Polynomial regression on BMI results:
R-squared: 0.357
MAPE: 0.383
MAE: 50.452


In [6]:
#Lastly, we will run a multivariate polynomial regression of the 2nd degree on all variables using PolynomialFeatures class from sklearn.
#Here, All features will be transformed into quadratic polynomials and fit a linear regression on them.

# Running a multivariate polynomial regression of the 2nd degree on all variables
poly_all = PolynomialFeatures(degree=2, include_bias=False)
X_train_all = poly_all.fit_transform(X_train)
X_val_all = poly_all.transform(X_val)

poly_reg_all = LinearRegression()
poly_reg_all.fit(X_train_all, y_train)

# Predicting on the validation set
y_pred_poly_all = poly_reg_all.predict(X_val_all)

# Evaluating the model using R-squared, MAPE and MAE
r2_poly_all = r2_score(y_val, y_pred_poly_all)
mape_poly_all = mean_absolute_percentage_error(y_val, y_pred_poly_all)
mae_poly_all = mean_absolute_error(y_val, y_pred_poly_all)

# Printing the results
print(f"Multivariate polynomial regression results:")
print(f"R-squared: {r2_poly_all:.3f}")
print(f"MAPE: {mape_poly_all:.3f}")
print(f"MAE: {mae_poly_all:.3f}")

Multivariate polynomial regression results:
R-squared: 0.360
MAPE: 0.326
MAE: 46.646


In [None]:
#Below cell represents the comaprison of three models on the basis of R-squared,  MAPE, and MAE
#In order to look pleasant, it is requested not to run below cell



Model                                      R-squared             MAPE                MAE

Multivariate linear regression               0.52                0.31               42.94           

Polynomial regression on BMI                 0.357               0.38               50.45

Multivariate polynomial regression           0.36                0.33               46.64


R-squared is a measure of how well the model fits the data.
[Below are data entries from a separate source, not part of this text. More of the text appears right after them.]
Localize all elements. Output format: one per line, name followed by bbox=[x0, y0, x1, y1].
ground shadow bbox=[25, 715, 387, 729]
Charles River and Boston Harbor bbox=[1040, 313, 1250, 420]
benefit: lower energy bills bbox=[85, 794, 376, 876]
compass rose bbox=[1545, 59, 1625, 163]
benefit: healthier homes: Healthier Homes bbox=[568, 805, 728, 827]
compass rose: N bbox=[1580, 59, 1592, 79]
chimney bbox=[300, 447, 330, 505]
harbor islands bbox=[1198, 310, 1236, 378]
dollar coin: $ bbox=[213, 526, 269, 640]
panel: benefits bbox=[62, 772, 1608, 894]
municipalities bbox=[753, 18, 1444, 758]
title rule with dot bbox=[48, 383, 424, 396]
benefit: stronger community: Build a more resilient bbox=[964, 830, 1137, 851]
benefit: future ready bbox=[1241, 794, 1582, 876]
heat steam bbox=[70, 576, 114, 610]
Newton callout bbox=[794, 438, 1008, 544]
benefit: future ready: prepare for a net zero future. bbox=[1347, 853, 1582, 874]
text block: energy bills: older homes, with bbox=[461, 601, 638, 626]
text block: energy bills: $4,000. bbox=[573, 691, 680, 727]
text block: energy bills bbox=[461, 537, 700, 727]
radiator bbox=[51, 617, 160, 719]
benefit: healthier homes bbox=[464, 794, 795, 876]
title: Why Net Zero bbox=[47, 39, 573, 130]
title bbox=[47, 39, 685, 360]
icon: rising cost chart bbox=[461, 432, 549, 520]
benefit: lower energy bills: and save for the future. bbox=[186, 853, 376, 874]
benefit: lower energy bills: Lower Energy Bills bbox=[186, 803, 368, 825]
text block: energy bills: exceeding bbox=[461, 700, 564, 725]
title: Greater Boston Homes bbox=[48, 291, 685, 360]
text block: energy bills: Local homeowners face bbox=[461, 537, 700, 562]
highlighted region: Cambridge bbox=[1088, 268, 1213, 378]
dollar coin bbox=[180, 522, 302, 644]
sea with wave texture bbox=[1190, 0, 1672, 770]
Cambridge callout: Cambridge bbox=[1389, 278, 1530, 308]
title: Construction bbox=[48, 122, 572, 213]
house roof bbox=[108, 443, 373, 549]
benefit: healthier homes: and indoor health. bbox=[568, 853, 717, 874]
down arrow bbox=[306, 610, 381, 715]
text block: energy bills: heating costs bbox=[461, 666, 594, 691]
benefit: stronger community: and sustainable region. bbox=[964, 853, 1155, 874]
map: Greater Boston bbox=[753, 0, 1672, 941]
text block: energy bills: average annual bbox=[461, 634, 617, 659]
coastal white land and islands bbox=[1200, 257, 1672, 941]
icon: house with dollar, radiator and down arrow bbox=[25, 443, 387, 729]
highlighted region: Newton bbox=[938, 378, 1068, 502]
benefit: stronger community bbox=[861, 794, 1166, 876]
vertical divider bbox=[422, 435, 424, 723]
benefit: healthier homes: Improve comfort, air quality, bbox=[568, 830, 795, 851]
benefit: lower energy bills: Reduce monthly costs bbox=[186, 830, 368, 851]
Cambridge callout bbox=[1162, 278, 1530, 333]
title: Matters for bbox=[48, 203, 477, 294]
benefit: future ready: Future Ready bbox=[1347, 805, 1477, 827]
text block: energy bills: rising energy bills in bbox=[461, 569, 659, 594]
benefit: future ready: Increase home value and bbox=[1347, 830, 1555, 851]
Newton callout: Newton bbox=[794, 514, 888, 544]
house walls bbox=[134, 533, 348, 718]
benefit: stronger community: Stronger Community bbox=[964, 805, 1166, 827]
It ranges from 0 to 1, with higher values indicating better fit. MAPE and MAE are measures of how much the model deviates from the true values. They are both in the same units as the target variable, with lower values indicating better accuracy.
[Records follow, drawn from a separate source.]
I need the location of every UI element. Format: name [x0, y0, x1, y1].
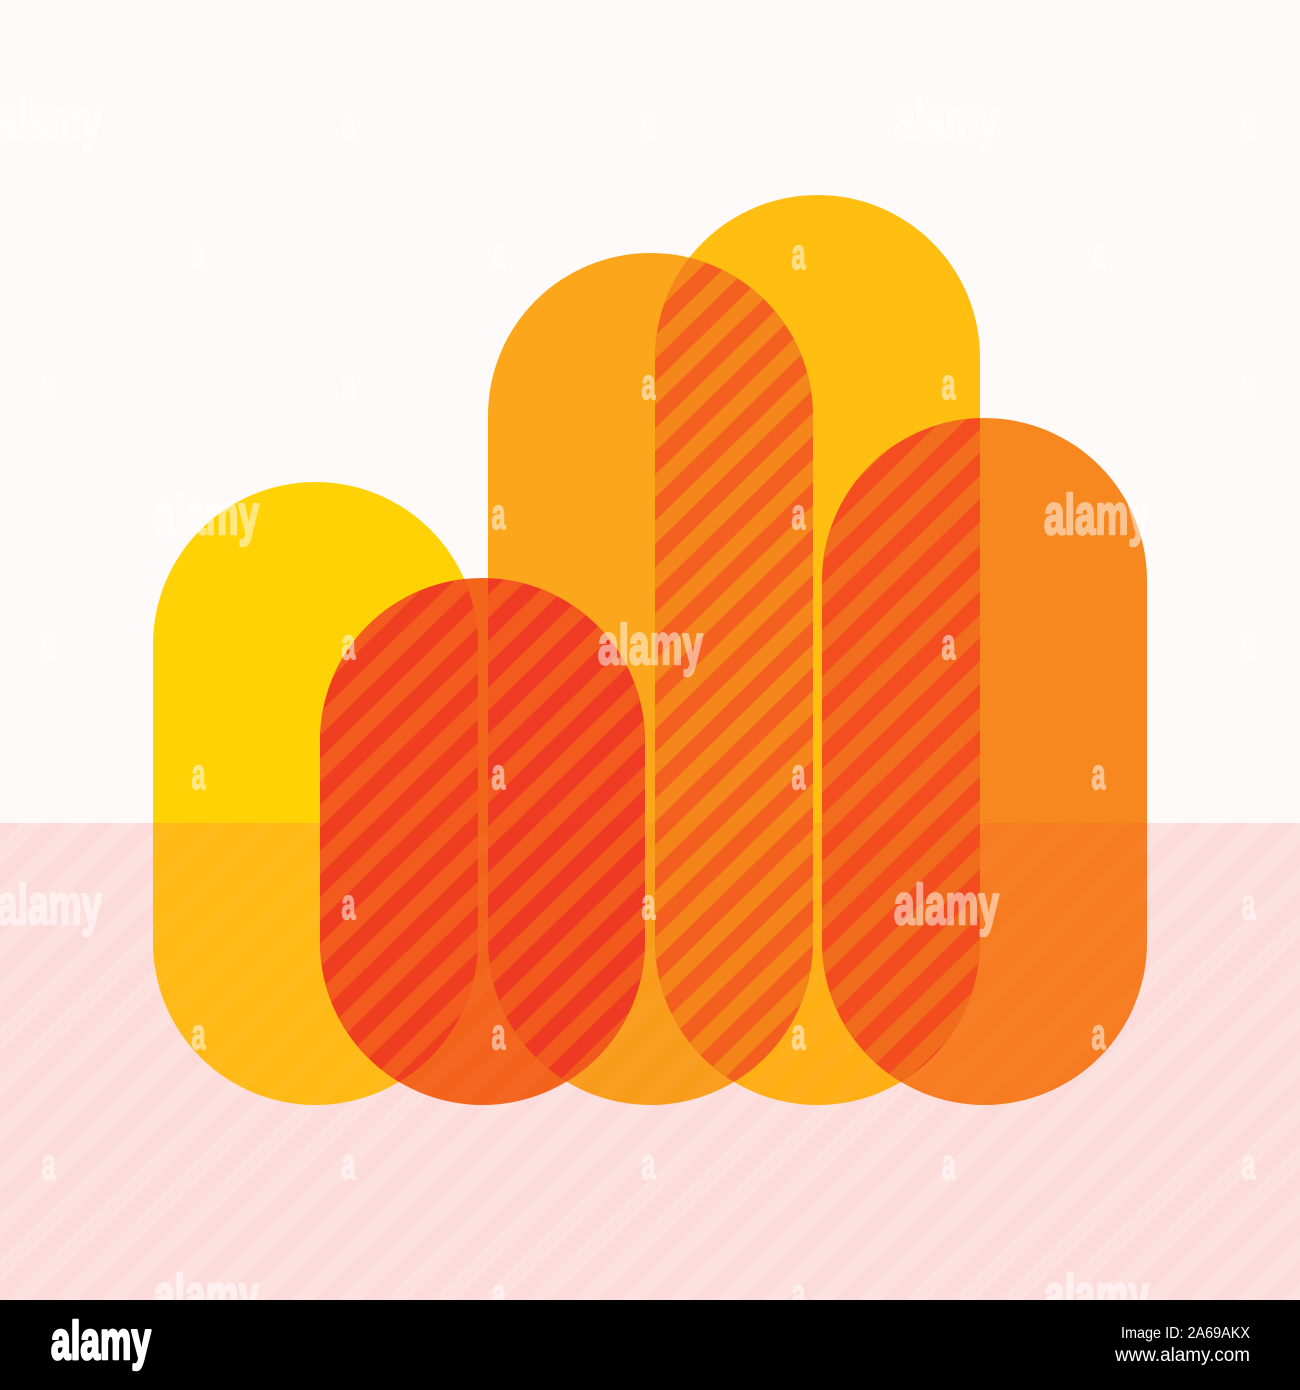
- watermark: large word grid: alamy: [598, 613, 703, 677]
- watermark: large word grid: alamy: [1044, 1263, 1149, 1327]
- watermark: small letter grid: a: [642, 100, 656, 149]
- watermark: small letter grid: a: [192, 230, 206, 279]
- pill: golden, fourth column: [689, 195, 980, 1105]
- pill: orange, fifth column: [822, 418, 1147, 1105]
- watermark: large word grid: alamy: [0, 873, 102, 937]
- pill: yellow, first column: [153, 482, 478, 1105]
- watermark: small letter grid: a: [1092, 1010, 1106, 1059]
- overlap: red and amber striped lens: [488, 578, 645, 1082]
- background: striped pink floor: [0, 823, 1300, 1300]
- background: upper wall: [0, 0, 1300, 823]
- watermark: small letter grid: a: [642, 360, 656, 409]
- watermark: small letter grid: a: [792, 230, 806, 279]
- footer logo: alamy: [51, 1311, 151, 1371]
- website: www.alamy.com: [1114, 1345, 1250, 1366]
- watermark: large word grid: [0, 88, 1149, 1327]
- watermark: small letter grid: a: [1242, 620, 1256, 669]
- watermark: large word grid: alamy: [154, 483, 259, 547]
- watermark: small letter grid: a: [1242, 100, 1256, 149]
- watermark: small letter grid: a: [492, 230, 506, 279]
- faint stripes on pills below the floor line: [0, 823, 1300, 1123]
- watermark: small letter grid: a: [642, 1140, 656, 1189]
- watermark: small letter grid: a: [942, 620, 956, 669]
- footer bar: [0, 1300, 1300, 1390]
- watermark: small letter grid: a: [1092, 750, 1106, 799]
- watermark: small letter grid: a: [192, 750, 206, 799]
- watermark: small letter grid: a: [192, 1010, 206, 1059]
- watermark: small letter grid: a: [42, 1140, 56, 1189]
- watermark: small letter grid: a: [42, 620, 56, 669]
- image id: Image ID: 2A69AKX: [1121, 1325, 1250, 1342]
- pill: amber, third column: [488, 253, 734, 1105]
- watermark: small letter grid: a: [342, 620, 356, 669]
- watermark: small letter grid: a: [492, 1270, 506, 1319]
- watermark: small letter grid: a: [342, 360, 356, 409]
- watermark: small letter grid: a: [342, 1140, 356, 1189]
- watermark: large word grid: alamy: [894, 88, 999, 152]
- watermark: large word grid: alamy: [154, 1263, 259, 1327]
- pill: red, second column: [320, 578, 566, 1105]
- watermark: large word grid: alamy: [0, 88, 102, 152]
- watermark: small letter grid: a: [792, 490, 806, 539]
- watermark: small letter grid: a: [492, 750, 506, 799]
- watermark: small letter grid: a: [492, 490, 506, 539]
- watermark: large word grid: alamy: [894, 873, 999, 937]
- watermark: small letter grid: a: [1242, 880, 1256, 929]
- watermark: large word grid: alamy: [1044, 483, 1149, 547]
- watermark: small letter grid: a: [942, 360, 956, 409]
- overlap: yellow and red striped lens: [320, 579, 478, 1082]
- watermark: small letter grid: a: [1242, 360, 1256, 409]
- watermark: small letter grid: a: [342, 100, 356, 149]
- watermark: small letter grid: a: [1092, 230, 1106, 279]
- overlap: amber and golden striped lens: [655, 258, 813, 1082]
- watermark: small letter grid: a: [942, 1140, 956, 1189]
- watermark: small letter grid: a: [1242, 1140, 1256, 1189]
- watermark: small letter grid: a: [42, 360, 56, 409]
- watermark: small letter grid: a: [792, 1010, 806, 1059]
- overlap: golden and orange striped lens: [822, 418, 980, 1082]
- watermark: small letter grid: a: [792, 750, 806, 799]
- watermark: small letter grid: a: [492, 1010, 506, 1059]
- watermark: small letter grid: a: [792, 1270, 806, 1319]
- watermark: small letter grid: a: [342, 880, 356, 929]
- watermark: small letter grid: a: [642, 880, 656, 929]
For a non-expert, I would explain the values as follows:

The multivariate linear regression model explains about 52% of the variation in the target variable, and has an average error of about 43 units.

The polynomial regression on BMI model explains about 36% of the variation in the target variable, and has an average error of about 50 units.

The multivariate polynomial regression model explains about 36% of the variation in the target variable, and has an average error of about 46 units.

My insight on the values of each model is mentioned below:
* The conclusion that the multivariate linear regression model performs better than the other two models is because the characteristics and the target variable are linearly related.
* According to the polynomial regression on BMI model's performance, which is worse than that of the other two models, BMI alone is not a good predictor of the target variable.
* Indicating that the inclusion of nonlinear components does not improve the model's fit or accuracy, the multivariate polynomial regression model performs only slightly better than the polynomial regression on BMI model but worse than the multivariate linear regression model.

## How many parameters are we fitting for each of the three models? Explain these values.

* For the multivariate linear regression model, we are fitting 11 parameters: one intercept and one coefficient for each of the 10 features.
* For the polynomial regression on BMI model, we are fitting 3 parameters: one intercept and two coefficients for the quadratic polynomial of BMI.
* For the multivariate polynomial regression model, we are fitting 66 parameters: one intercept and 65 coefficients for the quadratic polynomials of all features. The number of coefficients can be obtained by using poly_all.get_feature_names_out(), which shows that there are 10 linear terms, 45 interaction terms, and 10 quadratic terms.

## Which model would you choose for deployment, and why?

I would choose the multivariate linear regression model for deployment, because it has the highest R-squared value and the lowest MAPE and MAE values among the three models. This means that it has the best fit and accuracy for predicting the target variable. However, I would also consider other factors such as complexity, interpretability, and generalization before making a final decision.